Retaliation based on opposition to a prohibited practice occurs when an employer engages in some form of retaliation against an employee in response to that employee complaining about discrimination in the workplace. The employee does not have to use “magic words” to invoke these protections; however, it should be clear to the person/entity receiving the complaint that the employee is complaining about discrimination.
Further, the employee does not have to be objectively “correct” that what s/he is complaining about actually constitutes discrimination or harassment. The law only requires that the individual complaining holds the belief that what he or she is opposing is discrimination or harassment. So, if an employee complains about something he or she believes is discriminatory or harassing, and it turns out that person was wrong, the initial complaint is still protected and any adverse actions or treatment taken against the complaining employee will constitute retaliation under WFEA and Title VII.
Examples of Protected Opposition to Discrimination or Harassment
For example, if a female employee complains to her supervisor that female employees are being paid less than male employees, the female employee does not have to explicitly say “You are engaging in sex discrimination.” By outlining the discrimination by stating that females are systemically paid less than males, it is clear that the employee is complaining about the treatment of female employees as compared to male employees.
Further, the complaint does not have to be about the treatment of the employee complaining. Using an example similar to the one above with the female employee, if an employee approached her employer about the negative treatment of a female coworker, as compared to the employer’s treatment of male coworkers, the employee’s complaint also is protected.
An employee is even protected during workplace investigations.
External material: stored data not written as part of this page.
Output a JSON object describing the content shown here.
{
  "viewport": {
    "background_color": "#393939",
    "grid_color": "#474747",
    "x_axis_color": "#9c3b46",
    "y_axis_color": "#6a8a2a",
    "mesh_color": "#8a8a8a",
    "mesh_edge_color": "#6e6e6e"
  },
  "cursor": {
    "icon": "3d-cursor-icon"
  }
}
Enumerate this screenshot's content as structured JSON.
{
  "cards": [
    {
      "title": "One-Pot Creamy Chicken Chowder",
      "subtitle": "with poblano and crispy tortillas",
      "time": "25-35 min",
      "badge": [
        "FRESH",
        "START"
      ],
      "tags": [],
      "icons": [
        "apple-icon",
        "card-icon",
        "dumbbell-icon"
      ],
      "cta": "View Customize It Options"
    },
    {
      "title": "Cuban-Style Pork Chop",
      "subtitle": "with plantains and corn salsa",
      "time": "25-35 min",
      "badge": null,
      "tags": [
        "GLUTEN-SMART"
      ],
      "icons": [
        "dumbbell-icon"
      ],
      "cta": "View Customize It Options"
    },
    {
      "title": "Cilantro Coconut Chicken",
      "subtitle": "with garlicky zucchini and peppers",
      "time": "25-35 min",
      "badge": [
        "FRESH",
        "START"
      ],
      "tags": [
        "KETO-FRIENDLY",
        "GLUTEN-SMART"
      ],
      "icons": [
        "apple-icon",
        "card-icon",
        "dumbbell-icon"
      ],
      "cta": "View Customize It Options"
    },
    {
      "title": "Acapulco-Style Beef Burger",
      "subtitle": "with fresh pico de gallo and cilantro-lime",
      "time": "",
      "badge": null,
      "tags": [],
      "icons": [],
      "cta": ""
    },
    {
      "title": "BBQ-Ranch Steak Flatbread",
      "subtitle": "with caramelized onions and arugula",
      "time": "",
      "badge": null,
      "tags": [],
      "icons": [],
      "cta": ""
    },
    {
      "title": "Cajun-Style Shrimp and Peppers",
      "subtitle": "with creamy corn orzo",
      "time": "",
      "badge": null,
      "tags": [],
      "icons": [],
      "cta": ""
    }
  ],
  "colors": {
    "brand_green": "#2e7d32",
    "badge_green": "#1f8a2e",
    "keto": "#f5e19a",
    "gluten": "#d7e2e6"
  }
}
If an employer is conducting a workplace investigation into an employee’s complaint and Human Resources speaks with another employee as part of its investigation, that employee’s corroboration of the facts or circumstances raised in the other employee’s complaint is also protected. So, if an employee is asked to discuss the conduct of a coworker or the workplace in general as part of an investigation, what that employee says is protected. Thus, an employee does not have any reason to be anything but open and honest with the individual conducting the investigation.